5. It doesn't scare you, it supports you.
The interface and wording are tailored to relieve anxiety. This is especially important for those who make the first contribution. The assistant does not rush, does not impose, does not lead into "bot" turns. Simple and to the point.
Challenges in implementing AI
The project required high accuracy, autonomy, and user trust. We immediately understood that simple text generation would not be enough — the system must explain, not invent, not give too much and adapt to the human level.
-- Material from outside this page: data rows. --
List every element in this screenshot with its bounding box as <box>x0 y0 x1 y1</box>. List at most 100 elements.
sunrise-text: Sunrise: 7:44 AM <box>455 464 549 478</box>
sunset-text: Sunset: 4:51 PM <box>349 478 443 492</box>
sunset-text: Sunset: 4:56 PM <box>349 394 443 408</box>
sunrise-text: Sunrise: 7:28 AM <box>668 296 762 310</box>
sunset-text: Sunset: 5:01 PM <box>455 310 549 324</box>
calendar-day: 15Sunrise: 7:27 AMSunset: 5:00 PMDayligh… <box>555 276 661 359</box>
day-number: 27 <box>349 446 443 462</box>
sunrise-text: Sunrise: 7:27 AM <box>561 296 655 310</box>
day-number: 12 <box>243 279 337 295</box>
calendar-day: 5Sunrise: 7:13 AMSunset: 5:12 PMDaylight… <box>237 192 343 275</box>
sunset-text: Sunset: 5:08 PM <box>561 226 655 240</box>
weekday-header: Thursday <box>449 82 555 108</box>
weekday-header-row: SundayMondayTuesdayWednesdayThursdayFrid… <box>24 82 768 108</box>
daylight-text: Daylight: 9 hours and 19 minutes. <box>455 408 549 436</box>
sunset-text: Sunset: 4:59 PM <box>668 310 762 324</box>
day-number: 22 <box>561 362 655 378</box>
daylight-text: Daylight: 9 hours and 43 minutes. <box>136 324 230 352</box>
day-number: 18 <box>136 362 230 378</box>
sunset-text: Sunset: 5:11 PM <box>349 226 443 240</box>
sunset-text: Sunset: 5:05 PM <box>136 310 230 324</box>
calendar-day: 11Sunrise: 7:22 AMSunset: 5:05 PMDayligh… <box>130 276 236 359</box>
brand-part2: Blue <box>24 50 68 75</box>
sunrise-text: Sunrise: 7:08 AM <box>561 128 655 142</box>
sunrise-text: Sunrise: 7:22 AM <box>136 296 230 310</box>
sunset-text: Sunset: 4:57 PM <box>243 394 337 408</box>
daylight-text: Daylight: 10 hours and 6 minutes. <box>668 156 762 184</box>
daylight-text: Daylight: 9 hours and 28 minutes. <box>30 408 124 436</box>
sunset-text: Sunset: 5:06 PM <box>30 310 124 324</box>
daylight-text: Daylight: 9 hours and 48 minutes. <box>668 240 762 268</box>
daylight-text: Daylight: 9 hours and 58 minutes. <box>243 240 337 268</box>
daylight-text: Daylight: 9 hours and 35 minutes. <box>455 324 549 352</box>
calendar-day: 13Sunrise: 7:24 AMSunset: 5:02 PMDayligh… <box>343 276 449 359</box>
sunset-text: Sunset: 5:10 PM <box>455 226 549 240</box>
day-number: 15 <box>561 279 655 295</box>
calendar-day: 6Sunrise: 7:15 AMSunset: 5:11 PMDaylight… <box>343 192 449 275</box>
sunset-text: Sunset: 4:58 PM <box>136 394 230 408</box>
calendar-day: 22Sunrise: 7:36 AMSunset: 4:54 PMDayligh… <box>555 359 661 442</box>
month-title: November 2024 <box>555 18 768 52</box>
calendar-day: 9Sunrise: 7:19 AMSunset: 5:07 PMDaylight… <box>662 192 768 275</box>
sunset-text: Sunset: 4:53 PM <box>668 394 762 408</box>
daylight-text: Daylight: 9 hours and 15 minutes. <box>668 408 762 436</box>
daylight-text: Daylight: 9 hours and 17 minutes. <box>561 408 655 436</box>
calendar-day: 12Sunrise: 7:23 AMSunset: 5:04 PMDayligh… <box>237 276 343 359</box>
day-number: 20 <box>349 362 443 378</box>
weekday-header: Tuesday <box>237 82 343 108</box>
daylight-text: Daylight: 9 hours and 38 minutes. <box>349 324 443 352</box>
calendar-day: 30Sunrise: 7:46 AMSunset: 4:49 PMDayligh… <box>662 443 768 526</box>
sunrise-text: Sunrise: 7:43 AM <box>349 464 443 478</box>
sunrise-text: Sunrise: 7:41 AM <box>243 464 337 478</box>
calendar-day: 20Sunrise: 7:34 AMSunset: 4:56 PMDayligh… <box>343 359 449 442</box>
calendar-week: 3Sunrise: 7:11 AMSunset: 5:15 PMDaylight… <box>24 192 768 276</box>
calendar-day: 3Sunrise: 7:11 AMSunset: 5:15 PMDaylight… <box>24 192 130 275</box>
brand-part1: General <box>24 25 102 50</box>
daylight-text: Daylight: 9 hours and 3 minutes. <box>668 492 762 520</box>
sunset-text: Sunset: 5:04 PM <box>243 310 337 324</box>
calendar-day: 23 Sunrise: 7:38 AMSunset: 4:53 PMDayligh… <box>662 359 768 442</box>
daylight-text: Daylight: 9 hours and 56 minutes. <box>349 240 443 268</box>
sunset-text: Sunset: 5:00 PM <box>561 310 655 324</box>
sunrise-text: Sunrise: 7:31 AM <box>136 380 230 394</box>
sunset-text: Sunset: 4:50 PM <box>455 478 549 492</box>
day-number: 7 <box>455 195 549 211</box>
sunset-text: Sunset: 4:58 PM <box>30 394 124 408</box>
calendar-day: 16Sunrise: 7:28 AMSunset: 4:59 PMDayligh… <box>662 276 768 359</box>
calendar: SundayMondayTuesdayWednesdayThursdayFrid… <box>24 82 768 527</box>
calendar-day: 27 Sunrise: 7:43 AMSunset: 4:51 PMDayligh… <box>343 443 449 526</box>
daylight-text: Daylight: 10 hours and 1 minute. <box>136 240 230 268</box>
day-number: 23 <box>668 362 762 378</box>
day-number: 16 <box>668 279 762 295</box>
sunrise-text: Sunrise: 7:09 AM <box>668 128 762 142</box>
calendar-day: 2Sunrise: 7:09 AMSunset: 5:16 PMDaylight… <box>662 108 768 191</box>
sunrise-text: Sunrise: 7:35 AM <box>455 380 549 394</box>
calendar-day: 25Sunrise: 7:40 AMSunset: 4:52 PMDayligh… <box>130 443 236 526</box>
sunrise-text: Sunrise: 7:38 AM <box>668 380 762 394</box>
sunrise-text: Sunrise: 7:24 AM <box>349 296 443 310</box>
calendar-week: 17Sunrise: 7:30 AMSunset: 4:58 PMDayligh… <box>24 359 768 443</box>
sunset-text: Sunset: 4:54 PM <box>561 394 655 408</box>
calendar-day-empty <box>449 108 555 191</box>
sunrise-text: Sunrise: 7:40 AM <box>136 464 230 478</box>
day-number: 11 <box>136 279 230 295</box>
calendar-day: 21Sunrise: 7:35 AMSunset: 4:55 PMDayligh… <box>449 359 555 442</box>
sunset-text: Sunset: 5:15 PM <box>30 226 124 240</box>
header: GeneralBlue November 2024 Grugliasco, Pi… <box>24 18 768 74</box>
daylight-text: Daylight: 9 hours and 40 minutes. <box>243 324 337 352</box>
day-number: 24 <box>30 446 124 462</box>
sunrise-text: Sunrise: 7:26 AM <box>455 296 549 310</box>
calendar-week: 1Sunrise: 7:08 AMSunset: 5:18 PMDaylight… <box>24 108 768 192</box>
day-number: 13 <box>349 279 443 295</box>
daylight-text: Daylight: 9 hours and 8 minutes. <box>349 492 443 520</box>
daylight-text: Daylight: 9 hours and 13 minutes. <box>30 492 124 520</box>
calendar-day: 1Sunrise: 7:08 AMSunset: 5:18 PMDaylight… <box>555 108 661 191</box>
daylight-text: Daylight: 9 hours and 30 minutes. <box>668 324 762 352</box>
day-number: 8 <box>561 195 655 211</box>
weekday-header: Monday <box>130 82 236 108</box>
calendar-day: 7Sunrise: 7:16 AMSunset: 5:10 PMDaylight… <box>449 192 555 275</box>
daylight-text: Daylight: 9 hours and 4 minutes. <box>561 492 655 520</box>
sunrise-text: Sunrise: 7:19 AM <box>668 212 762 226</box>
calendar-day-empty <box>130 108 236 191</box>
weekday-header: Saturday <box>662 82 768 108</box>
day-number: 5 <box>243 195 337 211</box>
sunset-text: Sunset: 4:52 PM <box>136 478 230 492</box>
All this is done without an external API and in a local hosting environment.
1. Control of responses and credibility
The main challenge is to teach the model to respond strictly within the framework of verified data, without "hallucinations".
What have you done
- We built a chain through Retrieval-Augmented Generation: all responses are generated only on the basis of pre-uploaded documents.
- We have introduced restrictions on the length and type of sources that the model can use..
- We have implemented manual filtering: the assistant does not give advice like "put it here", but only explains and shows the options..
2. Simplification of language without loss of meaning
Business terms often sound formal and scare off newcomers..
What have you done
- We have set up explanation templates in simple Russian.
- We have completed the training of Mixtral using examples of "human" formulations.
- We introduced the "detailed response to a request" mechanic: first, briefly, click on the button for a detailed explanation.
3. Technical limitations for local startup
Mixtral is a big model, and it needs resources to work..
What have you done
- We launched the model in MoE (Mixture of Experts) mode — only 2 of the 8 submodels are involved at any given time, which reduces the load..
- Optimized inference via vLLM — fast startup even on a custom GPU infrastructure.
- We trained the client's team to manage the model, restart and update the knowledge base without our help.
4. Learning from your own data
Mixtral did not know the specifics of real estate, and especially the Russian one.
What have you done
- We collected a dataset from real support requests (anonymized).
- Added terms, explanations, sample scenarios, and dialogues..
- We used this case for instructional retraining of the model (supervised fine-tuning) with an investor-oriented approach, not a developer..
Results and development
After launching the production assistant, the client received not just an interface for dialogue, but a new way to work with users in the early stages of the funnel — without overloading managers, without loss of accuracy, and with complete autonomy..
- +21% of the application conversion rate among those who interacted with the assistant (compared to the control group).
- Up to 70% of typical questions are handled by AI — without support.
- The burden on managers decreased by ~40%, and they began to focus more on accompanying "warm" clients, rather than on repeated explanations..
- A new source of insights has appeared within the marketing team: according to the dialogue logs, it became clear which doubts, formulations and goals users most often hear — this directly affected the content, advertising messages and packaging of objects.
How the project is developing
- Personalization based on a user profile: the assistant takes into account past choices, interests, and risk appetite and suggests scenarios tailored to a specific person..
- Expanding the knowledge base: added legal issues, calculation templates, early exit conditions, taxation — all with explanations and based on real data.
- Variable scenarios: the functions of comparing objects, generating a short resume, and preparing for a conversation with a manager are planned, including uploading a PDF at the user's request..
The key effect
AI has become not just a tool for the client, but part of an investment service that makes entering a complex topic easier, and the selection process clearer and more confident.
The system is fully managed within the team: it does not depend on external APIs, does not require complex support, and scales to accommodate the growth of the base, users, and functionality.